Capers Jones, who has spent most of his career trying to understand the data that we do collect, has this to say: The software industry lacks standard metric and measurement practices. Almost every software metric has multiple definitions and ambiguous counting rules… The result of metrics problems is a lack of solid empirical data on software costs, effort, schedules, quality, and other tangible matters. Strengths and Weaknesses of Software Metrics, 2006
But how can we get better, or know that we need to get better, or know if we are getting better, if we can’t or don’t measure something? How can we tell if a new approach is helping, or make a business case for more people or a rewrite, or even justify our existing costs in hard times, without proof?
What do you really have to measure?
Different metrics matter to management, the team and the customer. There are metrics that you have to track because of governance or compliance requirements, or because somebody more important than you said so. There are metrics that the team wants to track because they find them useful and want to share. There are stealth metrics that as a manager you would like to track quietly because you think they will give you better insight into the team’s performance and identify problems, but you aren’t sure yet or you don’t want people to adapt and try to game what you are measuring. And most important, the measures that the customer actually cares about: are you delivering what they need when they need it, is the software reliable and usable?
Like most people who manage development shops, it’s much more important to me to get work done than to collect measurement data. Any data must be easy and cheap to collect and simple to use and understand. If it takes too much work, people won’t be able to keep it up over the long term – they’ll take shortcuts or just stop doing it. The best metrics are the ones that come for free, as part of the work that we are already doing. http://www.amazon.com/Managing-Design-Factory-Donald-Reinertsen/dp/0684839911 I need a small number of metrics that can do double duty, that can be combined and used in different ways.

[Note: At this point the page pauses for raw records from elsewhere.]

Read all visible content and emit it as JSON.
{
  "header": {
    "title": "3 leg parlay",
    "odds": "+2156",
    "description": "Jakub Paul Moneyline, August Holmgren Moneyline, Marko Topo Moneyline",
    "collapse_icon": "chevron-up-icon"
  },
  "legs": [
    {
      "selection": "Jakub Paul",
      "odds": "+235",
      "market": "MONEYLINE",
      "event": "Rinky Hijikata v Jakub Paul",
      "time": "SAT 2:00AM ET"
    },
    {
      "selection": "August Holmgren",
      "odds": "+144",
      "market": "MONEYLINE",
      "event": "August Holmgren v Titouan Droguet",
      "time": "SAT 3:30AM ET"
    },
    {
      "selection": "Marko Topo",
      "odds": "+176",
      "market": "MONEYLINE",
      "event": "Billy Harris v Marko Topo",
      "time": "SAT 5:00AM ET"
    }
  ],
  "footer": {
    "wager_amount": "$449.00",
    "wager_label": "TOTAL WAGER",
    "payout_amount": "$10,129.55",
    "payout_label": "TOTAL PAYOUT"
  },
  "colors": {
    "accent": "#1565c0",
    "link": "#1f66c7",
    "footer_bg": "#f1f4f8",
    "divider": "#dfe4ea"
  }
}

In order to compare data over time or between systems and teams, you need a consistent measure of the size of the system, the size of the code base and how this is changing.Counting the Lines of Code, whether it is Source Lines of Code (SLOC)or Effective Lines of Code (ELOC) or NCLOC (Non Commented Lines of Code), is simple and cheap to measure for a code base and easy to understand (as long as you have a consistent way of dealing with blank lines and other formatting issues), but you can’t use it to compare code written in different languages and on different platforms.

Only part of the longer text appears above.